During the course of the investigation, witnesses were found from among the villagers and workers at the nearby Podlipki Railway Station. According to the, there were two non-local men - one of them carrying a large sports bag - who were seen heading to buy train tickets en route to Ryazan on the day after the murders. Investigators quickly linked the mass killing to the double murder in Ryazhsk committed on the next day, because a sports bag similar to the one described by the witnesses was found at the crime scene. When inspected, the bag was found to contain a watch belonging to one of the Psotino victims.

The investigation considered several possibilities, but none of them yielded results, leaving the murders to become cold cases.

==Re-investigation, arrests and trial==
In 2022, the Investigative Committee decided to reopen their previously suspended cases and utilize new technologies in an attempt to resolve them.
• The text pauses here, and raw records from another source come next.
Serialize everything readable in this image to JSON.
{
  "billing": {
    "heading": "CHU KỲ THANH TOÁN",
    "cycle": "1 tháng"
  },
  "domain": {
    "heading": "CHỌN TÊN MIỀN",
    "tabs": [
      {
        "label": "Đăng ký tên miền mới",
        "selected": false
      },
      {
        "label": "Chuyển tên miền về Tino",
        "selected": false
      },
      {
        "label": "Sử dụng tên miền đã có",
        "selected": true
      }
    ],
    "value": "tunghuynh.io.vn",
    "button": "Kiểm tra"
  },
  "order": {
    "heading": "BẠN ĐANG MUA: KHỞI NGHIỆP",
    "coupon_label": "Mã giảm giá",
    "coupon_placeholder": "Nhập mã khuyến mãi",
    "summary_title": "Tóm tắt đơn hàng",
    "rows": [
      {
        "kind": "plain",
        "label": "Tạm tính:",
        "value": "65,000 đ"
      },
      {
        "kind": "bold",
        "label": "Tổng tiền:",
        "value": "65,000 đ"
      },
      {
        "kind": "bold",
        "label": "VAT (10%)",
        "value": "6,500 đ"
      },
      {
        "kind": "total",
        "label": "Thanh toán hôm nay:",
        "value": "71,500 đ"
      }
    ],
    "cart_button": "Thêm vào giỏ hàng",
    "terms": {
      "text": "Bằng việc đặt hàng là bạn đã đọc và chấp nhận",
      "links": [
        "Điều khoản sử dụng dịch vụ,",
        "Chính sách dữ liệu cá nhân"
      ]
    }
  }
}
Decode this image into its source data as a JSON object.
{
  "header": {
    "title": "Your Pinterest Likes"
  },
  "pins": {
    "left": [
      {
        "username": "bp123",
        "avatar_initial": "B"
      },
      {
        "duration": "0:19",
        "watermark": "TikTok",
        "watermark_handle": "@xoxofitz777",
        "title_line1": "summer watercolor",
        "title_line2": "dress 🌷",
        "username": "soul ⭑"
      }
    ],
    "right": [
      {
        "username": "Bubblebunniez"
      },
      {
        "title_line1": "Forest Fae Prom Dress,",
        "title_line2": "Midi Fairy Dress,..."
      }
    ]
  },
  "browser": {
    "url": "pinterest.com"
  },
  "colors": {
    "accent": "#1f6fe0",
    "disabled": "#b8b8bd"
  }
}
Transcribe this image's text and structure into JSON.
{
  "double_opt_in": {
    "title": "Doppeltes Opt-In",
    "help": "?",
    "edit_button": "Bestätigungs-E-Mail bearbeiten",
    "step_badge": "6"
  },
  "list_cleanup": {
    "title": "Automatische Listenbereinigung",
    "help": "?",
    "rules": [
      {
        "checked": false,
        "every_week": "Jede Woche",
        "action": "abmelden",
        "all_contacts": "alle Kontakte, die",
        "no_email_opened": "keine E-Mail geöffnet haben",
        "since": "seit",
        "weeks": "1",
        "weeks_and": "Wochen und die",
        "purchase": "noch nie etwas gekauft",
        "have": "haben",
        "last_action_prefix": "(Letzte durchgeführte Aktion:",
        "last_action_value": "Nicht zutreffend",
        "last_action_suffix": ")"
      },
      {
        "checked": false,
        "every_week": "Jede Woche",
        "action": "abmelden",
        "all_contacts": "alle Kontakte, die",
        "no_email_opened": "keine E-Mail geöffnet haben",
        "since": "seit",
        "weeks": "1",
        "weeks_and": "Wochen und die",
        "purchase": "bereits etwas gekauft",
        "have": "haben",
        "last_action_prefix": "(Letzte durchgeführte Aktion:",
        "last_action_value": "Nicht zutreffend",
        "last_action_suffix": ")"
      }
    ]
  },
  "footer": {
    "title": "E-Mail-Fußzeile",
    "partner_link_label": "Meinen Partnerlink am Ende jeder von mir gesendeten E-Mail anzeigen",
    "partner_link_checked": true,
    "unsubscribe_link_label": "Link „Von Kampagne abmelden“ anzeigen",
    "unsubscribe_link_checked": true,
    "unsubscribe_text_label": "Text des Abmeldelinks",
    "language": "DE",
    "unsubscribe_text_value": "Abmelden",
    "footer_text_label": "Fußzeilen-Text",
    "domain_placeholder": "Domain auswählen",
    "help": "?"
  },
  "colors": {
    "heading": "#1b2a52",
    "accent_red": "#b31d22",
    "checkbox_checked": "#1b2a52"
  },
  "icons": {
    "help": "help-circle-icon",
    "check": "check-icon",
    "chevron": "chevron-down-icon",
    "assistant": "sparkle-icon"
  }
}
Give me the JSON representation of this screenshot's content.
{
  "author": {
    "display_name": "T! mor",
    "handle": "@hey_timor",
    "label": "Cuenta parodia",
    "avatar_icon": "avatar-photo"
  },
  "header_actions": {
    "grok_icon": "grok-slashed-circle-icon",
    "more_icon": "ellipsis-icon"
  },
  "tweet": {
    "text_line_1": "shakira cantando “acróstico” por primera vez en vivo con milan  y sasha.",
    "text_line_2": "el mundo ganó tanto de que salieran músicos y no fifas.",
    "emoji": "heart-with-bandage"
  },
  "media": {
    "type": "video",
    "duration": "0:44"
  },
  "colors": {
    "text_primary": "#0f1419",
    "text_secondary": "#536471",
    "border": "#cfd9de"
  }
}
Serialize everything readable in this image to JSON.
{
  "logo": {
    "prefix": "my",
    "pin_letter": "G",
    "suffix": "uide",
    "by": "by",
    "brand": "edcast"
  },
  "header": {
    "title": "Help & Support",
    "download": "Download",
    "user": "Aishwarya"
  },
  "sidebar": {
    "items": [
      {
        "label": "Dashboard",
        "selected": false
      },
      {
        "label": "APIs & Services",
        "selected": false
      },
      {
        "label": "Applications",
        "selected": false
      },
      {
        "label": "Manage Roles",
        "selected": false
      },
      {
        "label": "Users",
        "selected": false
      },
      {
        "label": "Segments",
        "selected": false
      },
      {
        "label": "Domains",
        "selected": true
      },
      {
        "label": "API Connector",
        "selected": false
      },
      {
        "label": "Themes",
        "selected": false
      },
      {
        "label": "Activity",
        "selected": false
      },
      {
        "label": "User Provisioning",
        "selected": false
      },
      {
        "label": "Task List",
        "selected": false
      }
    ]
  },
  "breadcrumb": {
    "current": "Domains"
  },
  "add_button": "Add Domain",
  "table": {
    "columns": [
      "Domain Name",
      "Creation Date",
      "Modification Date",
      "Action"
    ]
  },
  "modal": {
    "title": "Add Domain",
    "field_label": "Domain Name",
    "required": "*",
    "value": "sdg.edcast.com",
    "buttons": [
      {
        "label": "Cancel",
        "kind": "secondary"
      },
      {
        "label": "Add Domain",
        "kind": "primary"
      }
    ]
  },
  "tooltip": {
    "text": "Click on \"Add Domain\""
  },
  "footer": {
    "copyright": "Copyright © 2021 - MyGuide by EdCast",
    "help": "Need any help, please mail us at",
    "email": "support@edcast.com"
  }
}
In June of that year, investigators started looking at the crime scenes associated with Markov and Lesnoy, where they found a vodka bottle left from Psotino that had unidentified fingerprints on it. After analyzing them, they were linked to the now-49-year-old Anatoly Markov.

On July 6, 2022, Markov was detained at his parents' home in Grigoropolisskaya. Immediately after his arrest, he confessed to all of the murders in great detail and even showed newspaper clippings he had kept about the crimes. When asked about his accomplice, Markov implicated Lesnoy, who was detained approximately a month later. During the investigation, both men readily admitted responsibility, but did not show remorse for their actions - Markov in particular claimed that he considered himself a "cleaner" who rid society of "all kinds of scum". Forensic psychiatric evaluations determined that both suspects were sane and did not suffer from any mental abnormalities.

Their joint trial began on November 9, 2023. By December 20, both Markov and Lesnoy were found guilty on all charges, but due to the statute of limitations on the aggravated murders having lapsed, the pair were sentenced to 19 and 17 years imprisonment at a strict-regime penal colony.